The village Bakawan have also a shiv mandir constructed by Devi Ahilya Bai Holkar, at that time Bakawan was under the empire of Ahilya Bai Holkar. Also, she made Maheshwar as her capital.

== land use ==
The village has an agriculture-based land. Situated in the Narmada river valley, the village has access to a perennial water source and has a rich and fertile black soil. Common crops grown in the region: wheat, cotton, chilli (mirchi), soybean, peanuts, and sugarcane among others.

== Schools ==
The Government School is located in Navalpura region of Bakawan and has views of River Narmada and the Ghats. It has all the basic facilities with a large ground for playing. Also it supports with its building many functions such as election.
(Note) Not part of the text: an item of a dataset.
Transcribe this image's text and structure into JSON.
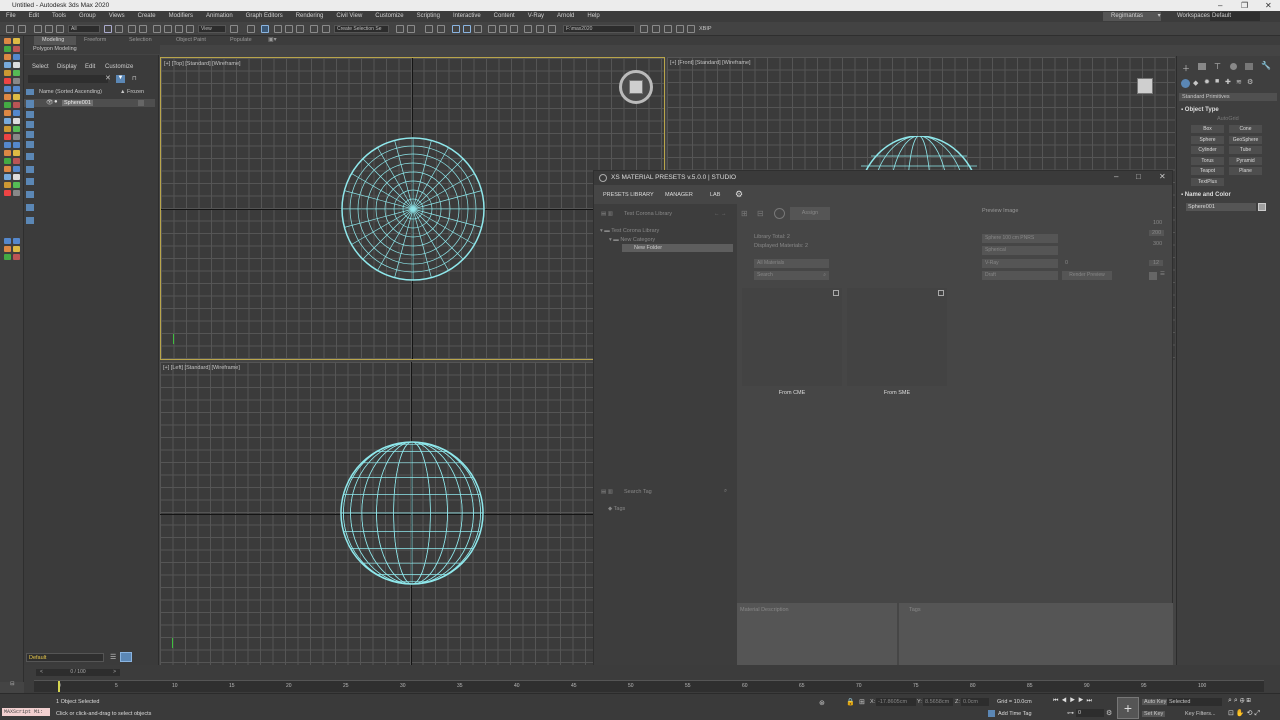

Pratibha Gyan Vidhya Mandir is a private school having both the mediums i.e. Hindi and English.

Chandra Shekhar Azad Public School, Bakawan is a private school which aims to provide quality education for all with benefit of low fee to parents.

==Tourism==
The village of Bakawan is known for making and exportation of Narmadeshwar Shivlings across the world. This is the only village in the world which succeeds in making of the Narmadeshwar Shivlings. The stones from which the Narmadeshwar Shivlings made are mainly found in the river Narmada. The village is also famous for the statue of Lord Balrama located in front of the Ram Mandir Bakawan (Rama Temple). There is a Gaushala (the place where the cows lives) named on the river Narmada Called Ma Narmada Gaushala Bakawan constructed in 1998 by Pt. Kamal Kishore Ji Nagar. The village is also known as Gaulok Dham Bakawan.

== Narmada Dam ==
Bakawan and many other villages in the region along the river Narmada will get submerged by the Maheshwar Hydroelectric Project. Resettlement is still under progress. The village came into focus in February 2000 when the "Bakawan Declaration" was signed to protest against the dam construction.